Heidegger And Arendt
Martin Heidegger (1889 -- 1976) and Hannah Arendt (1906 -- 1975) were among the most influential Twentieth Century thinkers. The German philosopher Martin Heidegger remains best-known for "Being and Time" (1927) and for his later "turn" to poetry and exegesis. Hannah Arendt escaped from Nazi Germany and became and American citizen in 1951. She became a political philosopher and the author of books including "The Origins of Totalitarianism", "The Human Condition" and "Eichmann in Jerusalem." The long personal and intellectual relationship between Heidegger and Arendt is chronicled in this collection of letters written between 1925 -- 1975, published and annotated by Ursula Ludz.
In 1924, Arendt, a young and impressionable student, fell under the intellectual and personal influence of Heidegger at the University of Marburg. At the time, Heidegger was 35, married, a father, and working furiously on "Being and Time." The teacher and student began a passionate affair which gradually evolved into a lasting friendship.
The affair was intense on both sides. "I must come see you this evening and speak to your heart.", Heidegger writes to Arendt in the opening letter of October 11, 1925. In a much later letter of 1950, after the two had resumed contact after 25 years, Heidegger writes of a recent photograph of Arendt: "You do not realize that it is the same gaze that leaped toward me on the lectern -- oh it was and will remain eternity, from afar and intimacy."(letter no. 60) For her part, Arendt left Marburg abruptly in 1926 and soon thereafter made a bad marriage which ended in divorce. Arendt married her second husband, Heinrich Blucher, in 1940 and the marriage lasted until Blucher's death in 1970.
Ludz arranges the letters in the collection in three groups. The first group, headed "At first sight" covers the period between 1925 -- 1933 to include the love affair and its immediate aftermath. Notable in this group is the final letter, no.45 written by Heidegger in 1932 or 1933 in which he tries, in an unconvincing way, to respond to allegations of anti-semitism that Arendt had asked him about in a letter that has not survived.
In 1950, after an absence of 25 years, Arendt and Heidegger began to correspond, with Arendt visiting the philosopher and his wife, Elfride. This section of the letters, captioned "The second look" covers the period 1950-1965. Heidegger and Arendt have a difficult reconciliation, with Arendt struggling to allay the jealousy of Heidegger's wife, Elfride. Heidegger had at first concealed the affair from Elfride (research subsequent to the publication of this book shows that the Heidegger's had an "open marriage")and subsequently admitted to it. The issue, apparently, was the concealment. Heidegger and Arendt discuss in a restrained manner their former relationship, but these letters include a great deal of discussion of Heidegger's ongoing writings and reflections. Heidegger does not appear overly interested in Arendt's writings during this time. While the prose of the letters is restrained, Heidegger also wrote short poems for Arendt in these letters which, in their elliptical, philosophical way, testify to their former relationship as lovers.

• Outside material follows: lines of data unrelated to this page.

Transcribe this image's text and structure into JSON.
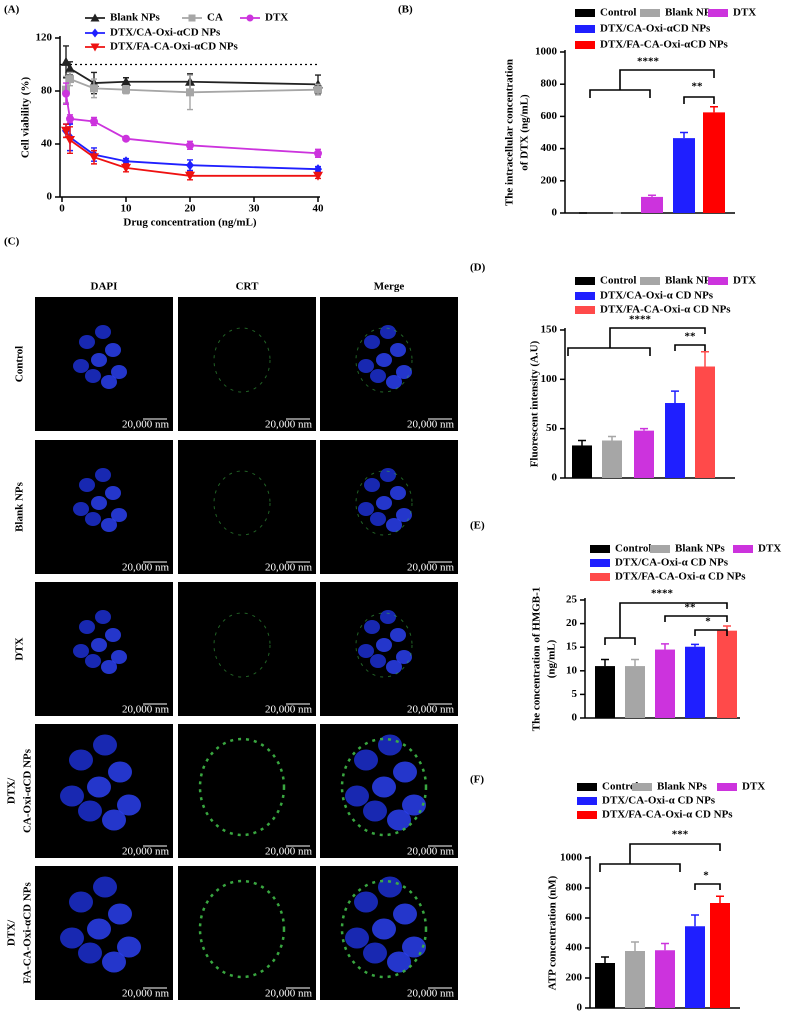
{
  "chart_data": [
    {
      "type": "line",
      "panel_label": "(A)",
      "xlabel": "Drug concentration (ng/mL)",
      "ylabel": "Cell viability (%)",
      "x": [
        0.625,
        1.25,
        5,
        10,
        20,
        40
      ],
      "xlim": [
        0,
        40
      ],
      "xticks": [
        0,
        10,
        20,
        30,
        40
      ],
      "ylim": [
        0,
        120
      ],
      "yticks": [
        0,
        40,
        80,
        120
      ],
      "reference_line": 100,
      "series": [
        {
          "name": "Blank NPs",
          "color": "#222222",
          "marker": "triangle",
          "values": [
            102,
            97,
            86,
            87,
            87,
            85
          ],
          "errors": [
            12,
            5,
            8,
            3,
            6,
            7
          ]
        },
        {
          "name": "CA",
          "color": "#a6a6a6",
          "marker": "square",
          "values": [
            81,
            89,
            82,
            81,
            79,
            81
          ],
          "errors": [
            10,
            5,
            7,
            3,
            13,
            4
          ]
        },
        {
          "name": "DTX",
          "color": "#cc33dd",
          "marker": "circle",
          "values": [
            78,
            59,
            57,
            44,
            39,
            33
          ],
          "errors": [
            8,
            3,
            3,
            1,
            3,
            3
          ]
        },
        {
          "name": "DTX/CA-Oxi-αCD NPs",
          "color": "#1f1fff",
          "marker": "diamond",
          "values": [
            50,
            45,
            32,
            27,
            24,
            21
          ],
          "errors": [
            5,
            10,
            5,
            2,
            4,
            2
          ]
        },
        {
          "name": "DTX/FA-CA-Oxi-αCD NPs",
          "color": "#ee1111",
          "marker": "triangle-down",
          "values": [
            50,
            43,
            30,
            22,
            16,
            16
          ],
          "errors": [
            5,
            10,
            5,
            3,
            3,
            2
          ]
        }
      ]
    },
    {
      "type": "bar",
      "panel_label": "(B)",
      "ylabel": [
        "The intracellular concentration",
        "of DTX (ng/mL)"
      ],
      "ylim": [
        0,
        1000
      ],
      "yticks": [
        0,
        200,
        400,
        600,
        800,
        1000
      ],
      "annotations": [
        "****",
        "**"
      ],
      "series": [
        {
          "name": "Control",
          "color": "#000000",
          "values": [
            0
          ],
          "errors": [
            0
          ]
        },
        {
          "name": "Blank NPs",
          "color": "#a6a6a6",
          "values": [
            0
          ],
          "errors": [
            0
          ]
        },
        {
          "name": "DTX",
          "color": "#cc33dd",
          "values": [
            100
          ],
          "errors": [
            10
          ]
        },
        {
          "name": "DTX/CA-Oxi-αCD NPs",
          "color": "#1f1fff",
          "values": [
            465
          ],
          "errors": [
            35
          ]
        },
        {
          "name": "DTX/FA-CA-Oxi-αCD NPs",
          "color": "#ff0000",
          "values": [
            625
          ],
          "errors": [
            35
          ]
        }
      ]
    },
    {
      "type": "bar",
      "panel_label": "(D)",
      "ylabel": "Fluorescent intensity (A.U)",
      "ylim": [
        0,
        150
      ],
      "yticks": [
        0,
        50,
        100,
        150
      ],
      "annotations": [
        "****",
        "**"
      ],
      "series": [
        {
          "name": "Control",
          "color": "#000000",
          "values": [
            33
          ],
          "errors": [
            5
          ]
        },
        {
          "name": "Blank NPs",
          "color": "#a6a6a6",
          "values": [
            38
          ],
          "errors": [
            4
          ]
        },
        {
          "name": "DTX",
          "color": "#cc33dd",
          "values": [
            48
          ],
          "errors": [
            2
          ]
        },
        {
          "name": "DTX/CA-Oxi-α CD NPs",
          "color": "#1f1fff",
          "values": [
            76
          ],
          "errors": [
            12
          ]
        },
        {
          "name": "DTX/FA-CA-Oxi-α CD NPs",
          "color": "#ff4a4a",
          "values": [
            113
          ],
          "errors": [
            15
          ]
        }
      ]
    },
    {
      "type": "bar",
      "panel_label": "(E)",
      "ylabel": [
        "The concentration of HMGB-1",
        "(ng/mL)"
      ],
      "ylim": [
        0,
        25
      ],
      "yticks": [
        0,
        5,
        10,
        15,
        20,
        25
      ],
      "annotations": [
        "****",
        "**",
        "*"
      ],
      "series": [
        {
          "name": "Control",
          "color": "#000000",
          "values": [
            11
          ],
          "errors": [
            1.4
          ]
        },
        {
          "name": "Blank NPs",
          "color": "#a6a6a6",
          "values": [
            11
          ],
          "errors": [
            1.4
          ]
        },
        {
          "name": "DTX",
          "color": "#cc33dd",
          "values": [
            14.5
          ],
          "errors": [
            1.2
          ]
        },
        {
          "name": "DTX/CA-Oxi-α CD NPs",
          "color": "#1f1fff",
          "values": [
            15.1
          ],
          "errors": [
            0.5
          ]
        },
        {
          "name": "DTX/FA-CA-Oxi-α CD NPs",
          "color": "#ff4a4a",
          "values": [
            18.5
          ],
          "errors": [
            1
          ]
        }
      ]
    },
    {
      "type": "bar",
      "panel_label": "(F)",
      "ylabel": "ATP concentration (nM)",
      "ylim": [
        0,
        1000
      ],
      "yticks": [
        0,
        200,
        400,
        600,
        800,
        1000
      ],
      "annotations": [
        "***",
        "*"
      ],
      "series": [
        {
          "name": "Control",
          "color": "#000000",
          "values": [
            300
          ],
          "errors": [
            40
          ]
        },
        {
          "name": "Blank NPs",
          "color": "#a6a6a6",
          "values": [
            380
          ],
          "errors": [
            60
          ]
        },
        {
          "name": "DTX",
          "color": "#cc33dd",
          "values": [
            385
          ],
          "errors": [
            45
          ]
        },
        {
          "name": "DTX/CA-Oxi-α CD NPs",
          "color": "#1f1fff",
          "values": [
            545
          ],
          "errors": [
            75
          ]
        },
        {
          "name": "DTX/FA-CA-Oxi-α CD NPs",
          "color": "#ff0000",
          "values": [
            700
          ],
          "errors": [
            45
          ]
        }
      ]
    }
  ],
  "microscopy": {
    "panel_label": "(C)",
    "columns": [
      "DAPI",
      "CRT",
      "Merge"
    ],
    "rows": [
      [
        "Control"
      ],
      [
        "Blank NPs"
      ],
      [
        "DTX"
      ],
      [
        "DTX/",
        "CA-Oxi-αCD NPs"
      ],
      [
        "DTX/",
        "FA-CA-Oxi-αCD NPs"
      ]
    ],
    "scale_bar": "20,000 nm"
  }
}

The third set of letters, subtitled "Autumn" begins in 1966 and continues through 1975, just before Arendt's death. (An Epilogue includes correspondence from Heidegger on learning of her death.) These are intellectually the most interesting of the letters, as both Heidegger and Arendt discuss their ongoing writings and in a sometimes lively manner exchange ideas. The letters discuss the translation of Heidegger's works into English and their publication in the United States, Heidegger's organization of his unpublished papers, Heidegger and Elfride's move into retirement and Arendt's steadily increasing fame as a writer -- which Heidegger acknowledges at last. Heidegger continues to write and to quote poems and the two exchange and discuss their own books and the books of others. For example Arendt, sends Heidegger Melville's "Billy Budd", one of her favorite novels.
Most of the letters in the collection are by Heidegger, but Arendt more than holds her own. The lifelong influence of Heidegger upon Arendt comes through. The letters includes Arendt's famous lecture "Martin Heidegger at Eighty" delivered as a radio address on Heidegger's 80th birthday which Arendt sent to Heidegger as a birthday present. (Letter no 116) In this address, Arendt describes Heidegger's great influence of a generation of students, (especially herself) and his efforts to practice and teach thinking, among the rarest of gifts. She describes Heidegger's influence both in destroying traditional philosophy and in rehabilitating the nature of thought. The address also explores Heidegger's relationship with Nazism. Arendt attempts to downplay this part of Heidegger's life by calling it a brief mistake and by analogizing it with Plato's experiences with the tyrant Dionysus of Syracuse. Subsequent historical research has not been as gentle with Heidegger on this matter.
Both Heidegger and Arendt wrote these letters in a chaste style, but their early passion comes through. These letters will be valuable to those with an interest in either thinker. Reading these letters may also encourage exploration of the major works that Arendt and Heidegger intended for publication and for which they should be remembered.